A lesson well taught.

Like with many people, teachers have shaped my life, through school and through uni, helping me to learn the subjects which interested me and those which were necessary through life, and directing me along a path that would carry my interests through from academic transcripts into the rest of life.
In addition I seem to gravitate towards them naturally. It's in my nurture. You see my parents are teachers, so was an ex-boyfriend. My London housemates are teachers, converged in one city to experience the hell of teaching London children, as were many of the friends I made travelling around Europe at the end of my stay.

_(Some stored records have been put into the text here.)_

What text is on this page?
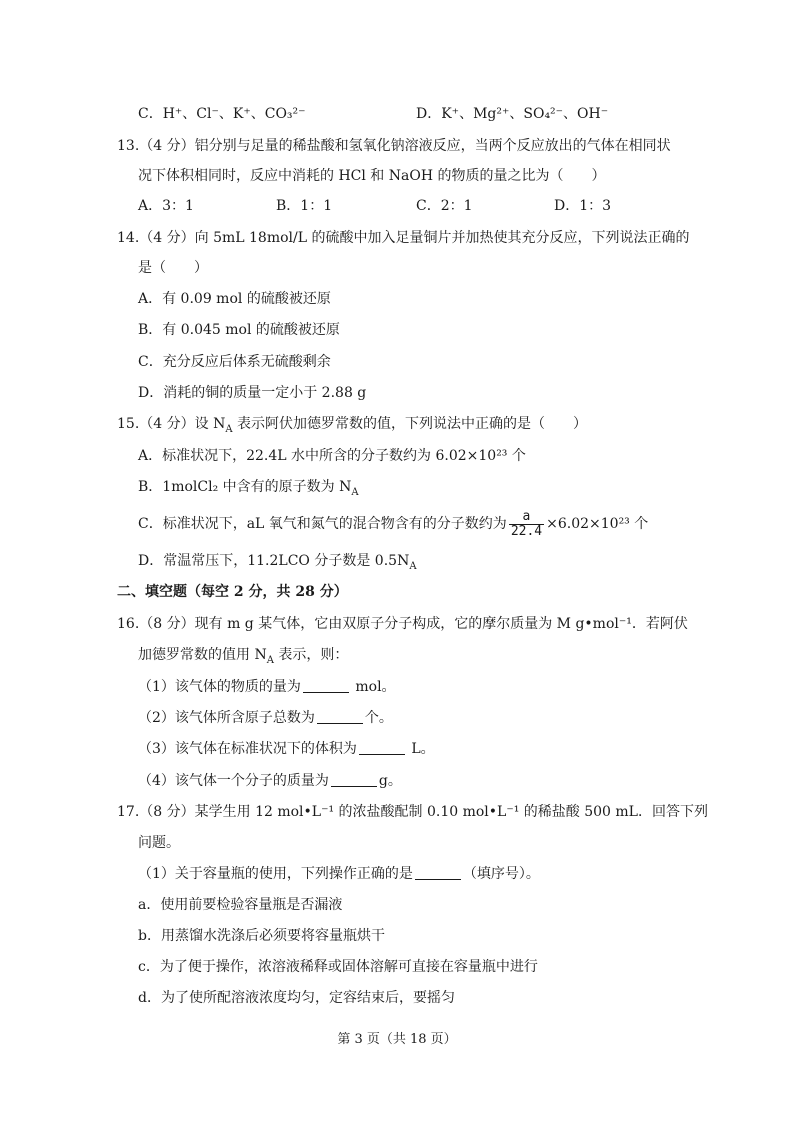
C．H⁺、Cl⁻、K⁺、CO₃²⁻	D．K⁺、Mg²⁺、SO₄²⁻、OH⁻
13.（4 分）铝分别与足量的稀盐酸和氢氧化钠溶液反应，当两个反应放出的气体在相同状
况下体积相同时，反应中消耗的 HCl 和 NaOH 的物质的量之比为（　　）
A．3：1	B．1：1	C．2：1	D．1：3
14.（4 分）向 5mL 18mol/L 的硫酸中加入足量铜片并加热使其充分反应，下列说法正确的
是（　　）
A．有 0.09 mol 的硫酸被还原
B．有 0.045 mol 的硫酸被还原
C．充分反应后体系无硫酸剩余
D．消耗的铜的质量一定小于 2.88 g
15.（4 分）设 $N_A$ 表示阿伏加德罗常数的值，下列说法中正确的是（　　）
A．标准状况下，22.4L 水中所含的分子数约为 6.02×10²³ 个
B．1molCl₂ 中含有的原子数为 $N_A$
C．标准状况下，aL 氧气和氮气的混合物含有的分子数约为 $\frac{a}{22.4} \times 6.02\times 10^{23}$ 个
D．常温常压下，11.2LCO 分子数是 $0.5N_A$
二、填空题（每空 2 分，共 28 分）
16.（8 分）现有 m g 某气体，它由双原子分子构成，它的摩尔质量为 M g•mol⁻¹．若阿伏
加德罗常数的值用 $N_A$ 表示，则：
（1）该气体的物质的量为	mol。
（2）该气体所含原子总数为	个。
（3）该气体在标准状况下的体积为	L。
（4）该气体一个分子的质量为	g。
17.（8 分）某学生用 12 mol•L⁻¹ 的浓盐酸配制 0.10 mol•L⁻¹ 的稀盐酸 500 mL．回答下列
问题。
（1）关于容量瓶的使用，下列操作正确的是	（填序号）。
a．使用前要检验容量瓶是否漏液
b．用蒸馏水洗涤后必须要将容量瓶烘干
c．为了便于操作，浓溶液稀释或固体溶解可直接在容量瓶中进行
d．为了使所配溶液浓度均匀，定容结束后，要摇匀
第 3 页（共 18 页）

Seeing a small collection of my old teachers at my high school reunion and recalling to mind many others who I had not seen in so many years made me realise just how much they shaped my memories of school, and how much I have to thank them for. These were the ones who embodied entire years or subjects, or shaped a continued disinterest in various fields. And yet they were also the ones who encouraged interactions, team-based 'learning' and applied everyday matters to the topic at hand.

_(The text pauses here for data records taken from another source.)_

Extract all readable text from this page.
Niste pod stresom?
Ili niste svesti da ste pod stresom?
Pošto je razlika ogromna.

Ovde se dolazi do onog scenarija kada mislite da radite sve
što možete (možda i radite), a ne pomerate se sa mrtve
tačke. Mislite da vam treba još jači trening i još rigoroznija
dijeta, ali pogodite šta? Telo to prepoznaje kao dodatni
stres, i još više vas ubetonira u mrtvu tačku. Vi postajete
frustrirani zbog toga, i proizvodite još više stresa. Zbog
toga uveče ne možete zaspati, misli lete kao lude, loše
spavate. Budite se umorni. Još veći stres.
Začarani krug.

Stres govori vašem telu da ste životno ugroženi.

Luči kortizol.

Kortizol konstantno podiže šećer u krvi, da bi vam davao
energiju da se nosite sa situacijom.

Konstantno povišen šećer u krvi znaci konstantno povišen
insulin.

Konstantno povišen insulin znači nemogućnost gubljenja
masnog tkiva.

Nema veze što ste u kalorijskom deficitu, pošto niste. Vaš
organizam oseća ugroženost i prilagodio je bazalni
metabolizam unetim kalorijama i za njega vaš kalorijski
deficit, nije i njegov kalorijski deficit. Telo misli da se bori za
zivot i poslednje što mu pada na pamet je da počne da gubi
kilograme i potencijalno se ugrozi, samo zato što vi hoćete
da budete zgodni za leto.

  • One of my earliest teachers was my year one teacher; a brilliant teacher, if a little scatterbrained, who would engross the class so completely in activities that the changeover into new periods would have been missed completely. But she was a teacher who knew how to get the most out of the small charges in her control. Comparing her to my sister's year one teacher a few years later made her dedication and skill all the more striking.
  • A early primary school teacher who took over our class in term two only to find the entire class had taken a dislike to her because she was different from our term one teacher. She persevered and opened up a world of art and make-believe before our very eyes and taught us to watch the world grow through tiny plots of garden just outside the classroom door. 

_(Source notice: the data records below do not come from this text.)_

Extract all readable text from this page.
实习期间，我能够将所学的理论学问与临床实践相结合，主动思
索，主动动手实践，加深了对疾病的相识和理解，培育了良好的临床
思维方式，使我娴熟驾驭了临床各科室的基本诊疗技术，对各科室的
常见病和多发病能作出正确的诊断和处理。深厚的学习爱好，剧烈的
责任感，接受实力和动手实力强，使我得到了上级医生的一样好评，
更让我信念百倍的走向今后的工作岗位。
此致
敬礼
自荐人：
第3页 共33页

  • A carefree, relaxed man who somehow managed to teach in spite of a tendency to wander in and out of classrooms that weren't his own kicking a footy. 
  • A teacher with a pride in our achievements, all our achievements and plastered every inch of the walls and windows with our creations. 
  • The English/History teacher who knew our names, who knew each and every one of us and encouraged us to expand ourselves. He had an open door policy to his office and we love him enough that me may have abused the privilege ever so slightly. He gave the impression of putting the students first and when he was promoted made a point of wandering the school yard at lunchtime interacting with anyone and everyone. 
  • A History teacher who recognised and encouraged(?) the dynamics of her class and allowed them to shape the class for three consecutive years. Whether it was rivalry, combative spirits or something else its hard to say, but in at least one of those years it prompted our progress. 
  • A Human Biology teacher who made understanding elements of the human body easier through the use of examples from her son's life... who just happened to be one of our classmates. 
  • A short term student teacher who gained the respect of her year 10 class and successfully taught us an understanding of Romeo and Juliet. Though I only like the play for the memories of those classes. 

However unfortunately memories also surfaces of those teachers whom you remember for all the wrong reasons. Those who consistently failed to control the class, those who remain little more than comic figures running through familiar settings. A few were unique though: 
  • One was a Maths teacher who was a brilliant teacher of maths and ensured you learnt every concept completely. However this was achieved though fear to the extent that no one liked him as a person and anyone who had to deal with him outside of maths lessons felt as though they were constantly on tenterhooks. 
  • The other most memorable one was a physics teacher who has left me with a complete lack of understanding of physics. His class taught me the importance of the circle in meditation, the words to  Monty Python's Galaxy Song and comprised an assignment: 'research the influence the ruling planet of you star sign has on you life'. I never did learn physics, but I got an awful lot of writing done in that class. 
Going back and seeing my old teachers again make me realise how significantly they contributed to my education, not just academically, but to my education as a person, as an informal teacher and to my appreciation of the cultural heritage, history, natural beauty of the world in which we live and the opportunities open to us if we only think to look for them.